There are special fares for Thalys and Eurostar, and tickets for other trains are not valid.
Passengers boarding a train without a ticket or a valid reservation (when one is required) should advise the conductor immediately and a modest charge will be levied for purchasing a ticket on the train. Waiting until the conductor comes round the train to check tickets will result in a much higher penalty charge being payable.
A large number of local services and connections to TGV stations are operated by buses. Rail tickets are valid on bus services shown in the three regional railway timetables unless there is a note to the contrary.
SNCF operates the railway through Monaco, which does not have its own railway administration. Journeys between French stations and Monaco-Monte Carlo are regarded as domestic and are subject to SNCF conditions of carriage, not CIV.
Regional express (RER) suburban services in the Paris area are operated jointly by SNCF and RATP. Tickets such as InterRail and FIP are not valid on RER lines owned by RATP, but can be used on RATP trains working over SNCF lines. Holders of such tickets can obtain from booking offices free of charge a special pass (contremarque) to open the automatic gates at platform entrances.

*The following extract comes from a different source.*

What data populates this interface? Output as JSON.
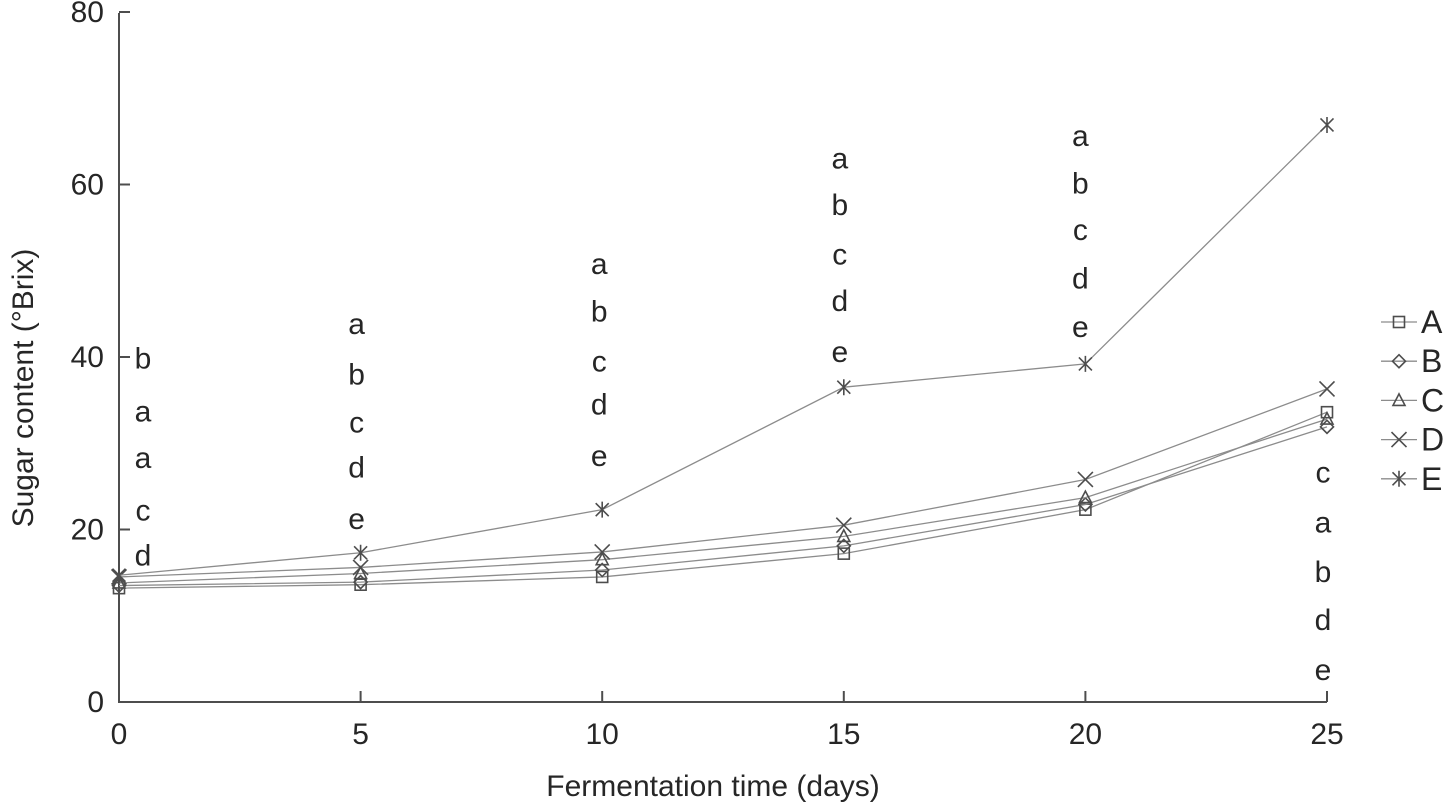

Strikes (Grèves) are not uncommon on French railways. These may be localised and information about them may not be widely circulated elsewhere, although SNCF's Info Lignes and TER webpages should report them. Espacetrain will give current references in the French media.
If a station name begins 'La' or 'Le', this is ignored in alphabetic indices; for example La Bastide-St Laurent-les-Bains is listed under B, and Le Havre under H. Treatment of places named after saints, of which there are a large number in France, varies. SNCF disregards gender, so Ste Gemme (female) comes between St Gely and St Genest (male) in the station index. However, in indices to Michelin guides and maps, female saints (Ste) all follow the male ones (St).
A website containing useful information is Caracteristiques des principales lignes SNCF which tabulates distances for each line listed.
Maps: Gérard Blier's book Nouvelle Géographie Ferroviaire de la France: Tome 2: L'Organisation Régionale du Trafic (ISBN 2-902808-43-7) contains a large number of maps and track layout diagrams. RFF's system maps are available via their website. Privately produced maps/plans include Thorsten Büker's Map of France, Rail21's Le réseau ferré français and the Railway maps of France site. Carto.Metro provides useful track layout plans of various urban areas.
Last complete update: 10 January 2010. Subsequent amendments: "National Railway System" and "Recent and future changes" amended (12 February 2010).